The DREAM Act (Development, Relief, and Education for Alien Minors) was first introduced in 2001 to benefit foreign aliens and their children seeking new lives and new opportunities in the United States. Although the act has not been passed by Congress, and despite resistance from many legislative and judicial bodies, executive action from President Obama enacting key portions of the DREAM Act represents progress for immigrants everywhere.
There is still much to be done, however, before immigrants can enjoy the full benefits of a clear path to U.S. citizenship, and many individuals will strive tirelessly in social, political, and legal arenas in order to achieve the necessary reforms. It takes a special kind of person to advocate for justice-a person who is willing to champion equal rights at the expense of certain privileges and exclusive beliefs held by many individuals and groups in our country. Now, more than ever, the individuals who desire to make a measurable difference in the area of immigration reform must be well educated, highly motivated, and have a hands-on understanding of the issues and policies in the U.S. and around the world.
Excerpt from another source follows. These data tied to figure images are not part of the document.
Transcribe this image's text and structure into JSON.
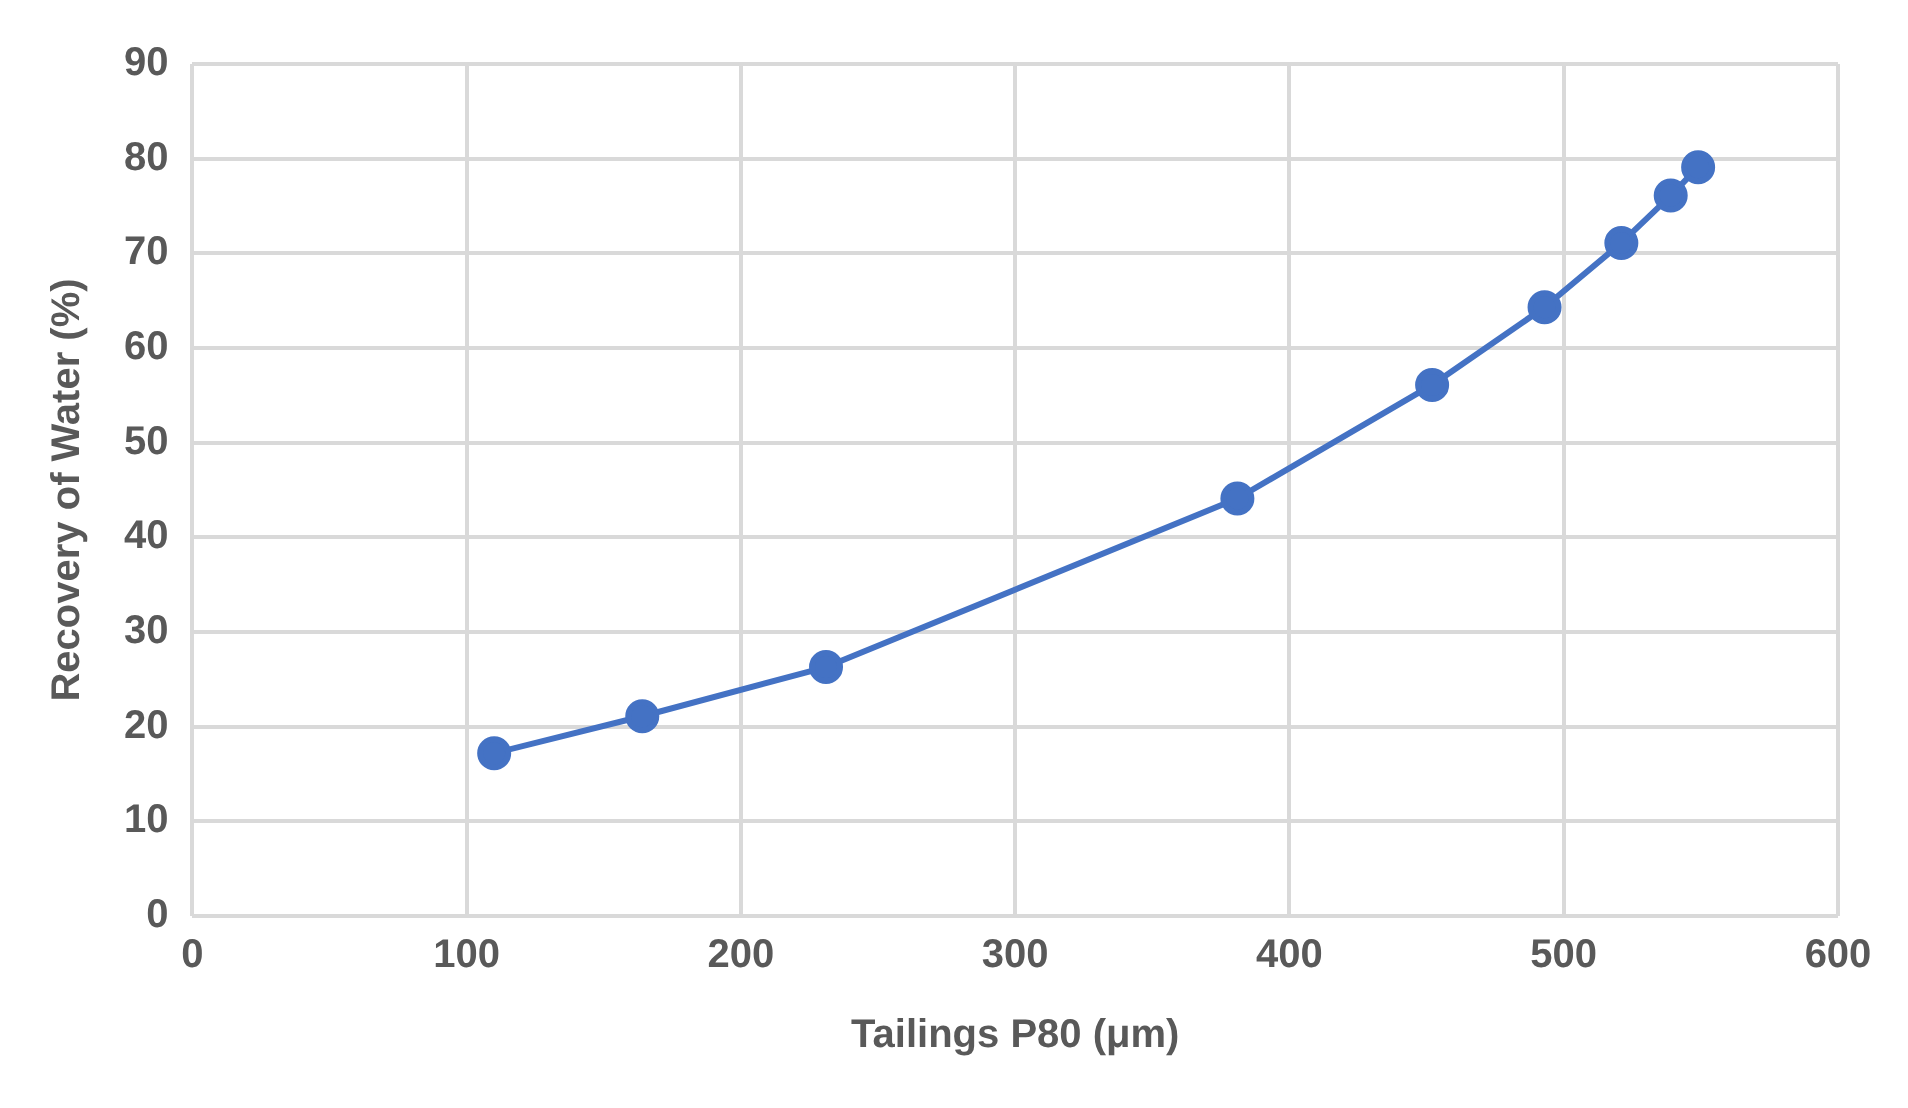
{
  "chart_data": {
    "type": "line",
    "xlabel": "Tailings P80 (μm)",
    "ylabel": "Recovery of Water (%)",
    "x": [
      110,
      164,
      231,
      381,
      452,
      493,
      521,
      539,
      549
    ],
    "series": [
      {
        "color": "#4472c4",
        "values": [
          17.2,
          21.1,
          26.3,
          44.1,
          56.1,
          64.3,
          71.1,
          76.1,
          79.1
        ]
      }
    ],
    "xlim": [
      0,
      600
    ],
    "xticks": [
      0,
      100,
      200,
      300,
      400,
      500,
      600
    ],
    "ylim": [
      0,
      90
    ],
    "yticks": [
      0,
      10,
      20,
      30,
      40,
      50,
      60,
      70,
      80,
      90
    ],
    "grid": true,
    "marker": "circle",
    "line_style": "solid"
  }
}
The DREAM Act scholarship is designed to support individuals who are interested in making a difference in the lives of immigrants and other non-native individuals living in the United States. By furthering the educational goals of these unique members of our nation, our firm looks to invest in a richer, more inclusive future for our country and those who seek to join it.
Our firm is proud to offer this $500 scholarship to students pursuing any level of post-secondary education who submit materials in accordance with the following guidelines.
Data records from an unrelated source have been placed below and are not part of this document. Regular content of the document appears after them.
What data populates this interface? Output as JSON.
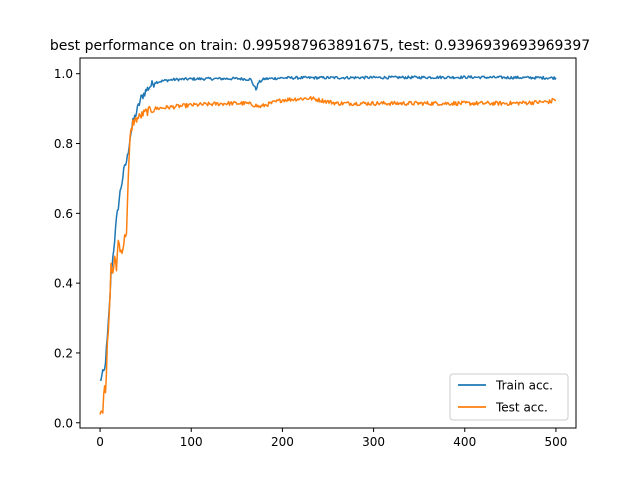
{
  "chart_data": {
    "type": "line",
    "title": "best performance on train: 0.995987963891675, test: 0.9396939693969397",
    "xlabel": "",
    "ylabel": "",
    "xlim": [
      -22,
      522
    ],
    "ylim": [
      -0.015,
      1.045
    ],
    "x_ticks": [
      0,
      100,
      200,
      300,
      400,
      500
    ],
    "y_ticks": [
      0.0,
      0.2,
      0.4,
      0.6,
      0.8,
      1.0
    ],
    "x_tick_labels": [
      "0",
      "100",
      "200",
      "300",
      "400",
      "500"
    ],
    "y_tick_labels": [
      "0.0",
      "0.2",
      "0.4",
      "0.6",
      "0.8",
      "1.0"
    ],
    "grid": false,
    "legend_position": "lower-right",
    "series": [
      {
        "name": "Train acc.",
        "color": "#1f77b4",
        "anchors": [
          [
            0,
            0.12
          ],
          [
            3,
            0.14
          ],
          [
            5,
            0.15
          ],
          [
            8,
            0.24
          ],
          [
            10,
            0.32
          ],
          [
            12,
            0.42
          ],
          [
            15,
            0.5
          ],
          [
            18,
            0.58
          ],
          [
            22,
            0.66
          ],
          [
            26,
            0.72
          ],
          [
            30,
            0.76
          ],
          [
            33,
            0.82
          ],
          [
            36,
            0.86
          ],
          [
            40,
            0.89
          ],
          [
            45,
            0.93
          ],
          [
            50,
            0.95
          ],
          [
            55,
            0.965
          ],
          [
            60,
            0.975
          ],
          [
            70,
            0.98
          ],
          [
            80,
            0.983
          ],
          [
            100,
            0.985
          ],
          [
            150,
            0.986
          ],
          [
            165,
            0.984
          ],
          [
            168,
            0.97
          ],
          [
            171,
            0.955
          ],
          [
            174,
            0.975
          ],
          [
            180,
            0.985
          ],
          [
            200,
            0.988
          ],
          [
            300,
            0.989
          ],
          [
            400,
            0.99
          ],
          [
            500,
            0.988
          ]
        ]
      },
      {
        "name": "Test acc.",
        "color": "#ff7f0e",
        "anchors": [
          [
            0,
            0.035
          ],
          [
            3,
            0.038
          ],
          [
            4,
            0.09
          ],
          [
            5,
            0.11
          ],
          [
            6,
            0.075
          ],
          [
            7,
            0.14
          ],
          [
            8,
            0.22
          ],
          [
            10,
            0.3
          ],
          [
            12,
            0.45
          ],
          [
            14,
            0.43
          ],
          [
            16,
            0.47
          ],
          [
            18,
            0.44
          ],
          [
            20,
            0.53
          ],
          [
            22,
            0.49
          ],
          [
            25,
            0.5
          ],
          [
            27,
            0.53
          ],
          [
            29,
            0.55
          ],
          [
            31,
            0.7
          ],
          [
            33,
            0.82
          ],
          [
            36,
            0.86
          ],
          [
            40,
            0.87
          ],
          [
            45,
            0.88
          ],
          [
            50,
            0.89
          ],
          [
            60,
            0.9
          ],
          [
            80,
            0.905
          ],
          [
            100,
            0.91
          ],
          [
            140,
            0.915
          ],
          [
            160,
            0.915
          ],
          [
            170,
            0.91
          ],
          [
            175,
            0.905
          ],
          [
            200,
            0.925
          ],
          [
            230,
            0.93
          ],
          [
            260,
            0.915
          ],
          [
            300,
            0.915
          ],
          [
            350,
            0.915
          ],
          [
            400,
            0.915
          ],
          [
            450,
            0.915
          ],
          [
            495,
            0.92
          ],
          [
            498,
            0.93
          ],
          [
            500,
            0.92
          ]
        ]
      }
    ]
  }
}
A) The DREAM Act Scholarship is open to any student enrolled in a community college, private or public undergraduate college or university, graduate program, business school, or law school in the United States.
B) All candidates who apply for this scholarship must be in good academic standing and possess a minimum cumulative GPA of 3.0 or higher.
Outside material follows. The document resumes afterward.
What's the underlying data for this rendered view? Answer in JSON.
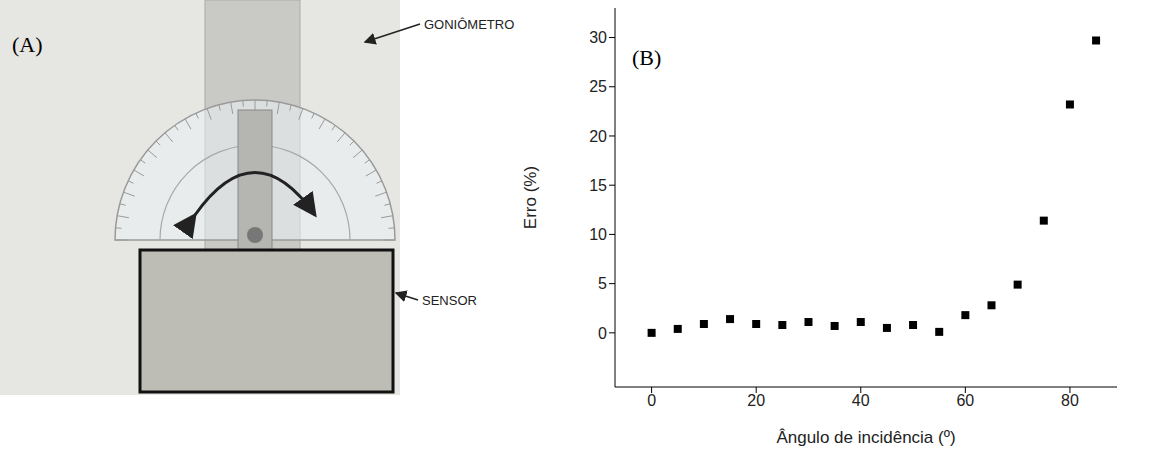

A) The scholarship candidate must submit a 700-word essay or statement that considers current immigration conditions and reforms in the United States and offers at least two concrete ways that these conditions might be improved.
B) The scholarship candidate must submit a professional resumé listing past academic, professional, and volunteer experiences.
C) The scholarship candidate must submit a current official transcript from his or her school. First-year college students, graduate students, or individuals who have recently transferred between schools may submit an unofficial transcript from their current institution, as well as their most recent official transcript from a prior school.